Building for a broader international fightback

According to media reports, “Belgian and Polish unions have shown their support to the French strikes” and in the British energy sector, offshore drilling workers plan to take strike action starting October 20. If internationally coordinated, the developing strike movement in France could — together with the “Enough is Enough” campaign and strike movement in Britain, the dynamic around the general strike in Belgium and strikes in other countries — serve as a launchpad for a broader international fight against the ruling class and their rotten system.

Also the international climate movement and young people can play an important role in broadening and internationalizing the struggle. Indeed, the CGT union themselves have opened the door by stating in September: “No social justice without climate justice” This is the time to show support to the striking workers in action. While until now, the group “Youth for Climate France” has not taken up the topic, there is a lot of potential.

On the weekend of October 8–9, climate activists blocked TotalEnergies infrastructure in Belgium under the banner of “Code Rouge/Rood”. Very importantly, they recorded a video message to express their solidarity with the striking workers in France: “In Nantes workers have been on a strike for 11 days already. Their demand is clear: “we want social justice!”, Specifically a wage increase.

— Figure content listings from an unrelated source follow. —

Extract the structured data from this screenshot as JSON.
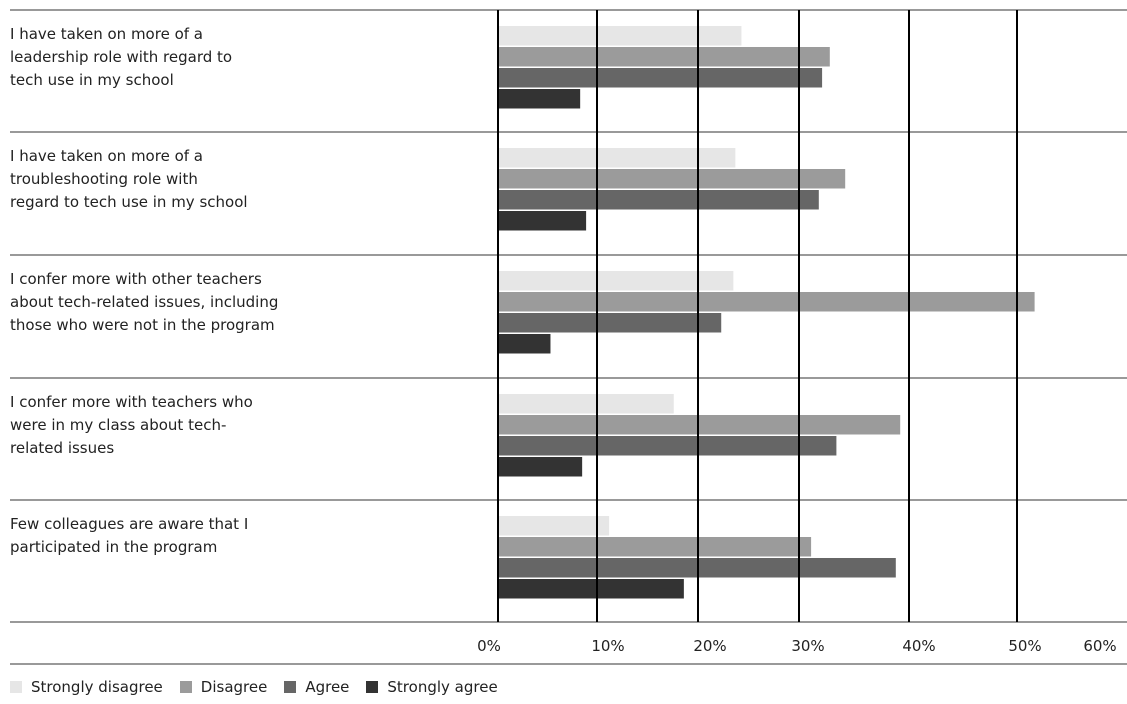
{
  "chart_data": {
    "type": "bar",
    "orientation": "horizontal",
    "categories": [
      "I have taken on more of a leadership role with regard to tech use in my school",
      "I have taken on more of a troubleshooting role with regard to tech use in my school",
      "I confer more with other teachers about tech-related issues, including those who were not in the program",
      "I confer more with teachers who were in my class about tech-related issues",
      "Few colleagues are aware that I participated in the program"
    ],
    "category_lines": [
      [
        "I have taken on more of a",
        "leadership role with regard to",
        "tech use in my school"
      ],
      [
        "I have taken on more of a",
        "troubleshooting role with",
        "regard to tech use in my school"
      ],
      [
        "I confer more with other teachers",
        "about tech-related issues, including",
        "those who were not in the program"
      ],
      [
        "I confer more with teachers who",
        "were in my class about tech-",
        "related issues"
      ],
      [
        "Few colleagues are aware that I",
        "participated in the program"
      ]
    ],
    "series": [
      {
        "name": "Strongly disagree",
        "color": "#e6e6e6",
        "values": [
          24.3,
          23.7,
          23.5,
          17.6,
          11.2
        ]
      },
      {
        "name": "Disagree",
        "color": "#9b9b9b",
        "values": [
          32.8,
          34.2,
          51.6,
          39.2,
          31.1
        ]
      },
      {
        "name": "Agree",
        "color": "#666666",
        "values": [
          32.1,
          31.8,
          22.3,
          33.4,
          38.8
        ]
      },
      {
        "name": "Strongly agree",
        "color": "#333333",
        "values": [
          8.3,
          8.9,
          5.3,
          8.5,
          18.6
        ]
      }
    ],
    "x_ticks": [
      "0%",
      "10%",
      "20%",
      "30%",
      "40%",
      "50%",
      "60%"
    ],
    "xlim": [
      0,
      60
    ],
    "grid": "vertical",
    "legend_position": "bottom-left"
  }
}
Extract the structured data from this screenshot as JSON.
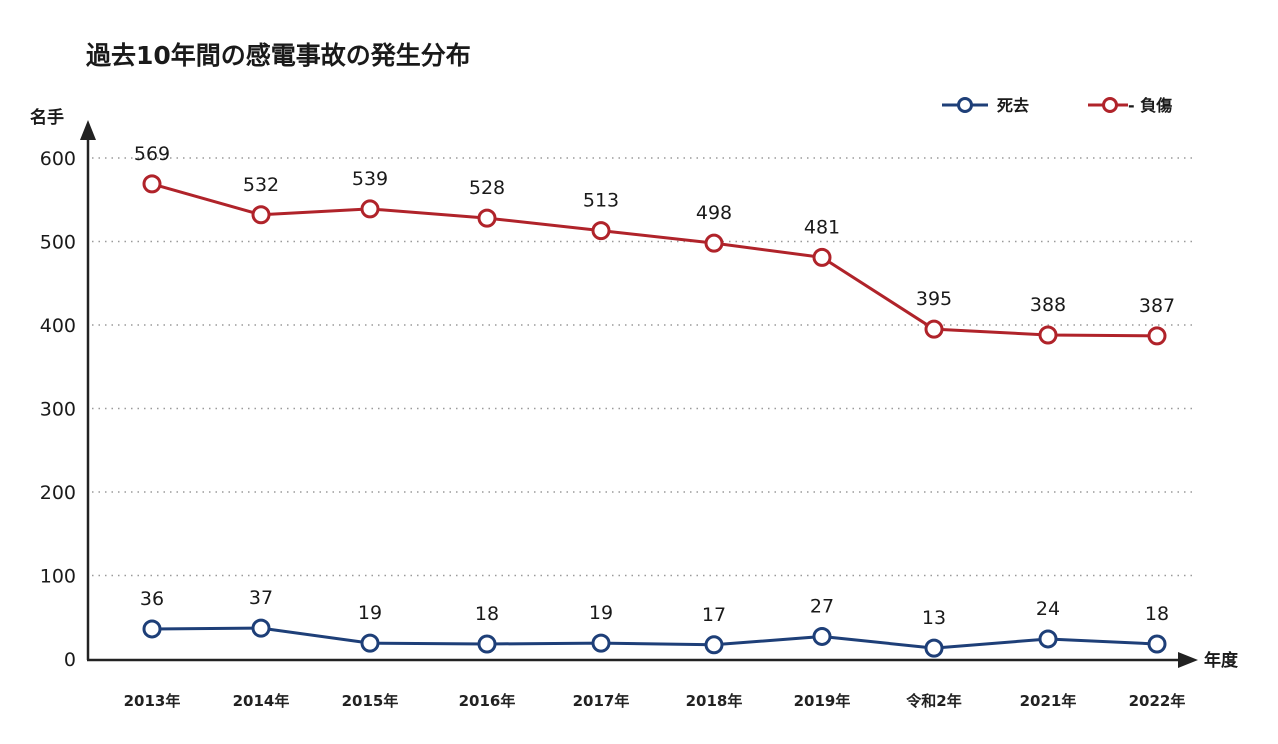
{
  "chart_data": {
    "type": "line",
    "title": "過去10年間の感電事故の発生分布",
    "xlabel": "年度",
    "ylabel": "名手",
    "categories": [
      "2013年",
      "2014年",
      "2015年",
      "2016年",
      "2017年",
      "2018年",
      "2019年",
      "令和2年",
      "2021年",
      "2022年"
    ],
    "yticks": [
      "0",
      "100",
      "200",
      "300",
      "400",
      "500",
      "600"
    ],
    "ylim": [
      0,
      600
    ],
    "grid": true,
    "legend_position": "top-right",
    "series": [
      {
        "name": "死去",
        "legend_label": "死去",
        "color": "#1e3f78",
        "values": [
          36,
          37,
          19,
          18,
          19,
          17,
          27,
          13,
          24,
          18
        ]
      },
      {
        "name": "負傷",
        "legend_label": "- 負傷",
        "color": "#b0232a",
        "values": [
          569,
          532,
          539,
          528,
          513,
          498,
          481,
          395,
          388,
          387
        ]
      }
    ]
  }
}
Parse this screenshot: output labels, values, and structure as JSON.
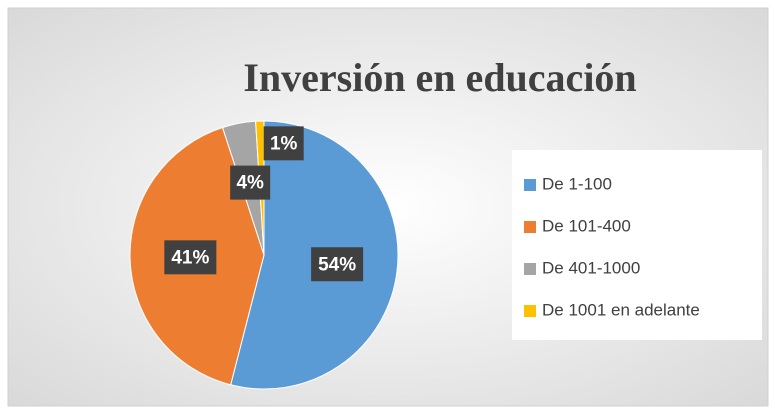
{
  "chart_data": {
    "type": "pie",
    "title": "Inversión en educación",
    "categories": [
      "De 1-100",
      "De 101-400",
      "De 401-1000",
      "De 1001 en adelante"
    ],
    "values": [
      54,
      41,
      4,
      1
    ],
    "value_labels": [
      "54%",
      "41%",
      "4%",
      "1%"
    ],
    "colors": [
      "#5b9bd5",
      "#ed7d31",
      "#a5a5a5",
      "#ffc000"
    ],
    "legend": "right"
  }
}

But instead of respecting their demands, Total plans to hand out 15 billion euro’s to the shareholders. This is an insult to all workers in the world” (link to video). Another great possibility to express solidarity with workers is to organize visits to picket lines, for example during the general strike in Belgium on November 9. At the demonstration on Sunday, it was clear for most activists that the climate crisis and the cost of living and energy crisis are not only linked, but that we also need to build a united front with the workers and trade union movement to fight against the common cause of the multiple crisis, the capitalist system. The demand for the nationalization of the entire energy sector under democratic control found strong support. Many activists instinctively understood that this would allow the working class to use the enormous profits to bring down prices, increase wages and pay for the necessary investments in green energy and a Just Transition of the fossil fuel companies. Such a transition would need to include re-schooling offers for workers in the industry, coupled with a job guarantee and the security that their wages in the new sectors will be at least on the same level.

Starting with the interprofessional strike on October 18, we need to build a movement capable of expropriating the energy capitalists and climate killers. For a united front of the organized working class, the climate, the feminist and other social movements that can lay the basis for the overthrow of the capitalist system and its replacement by a democratic socialist society organized to serve the needs of people and the planet.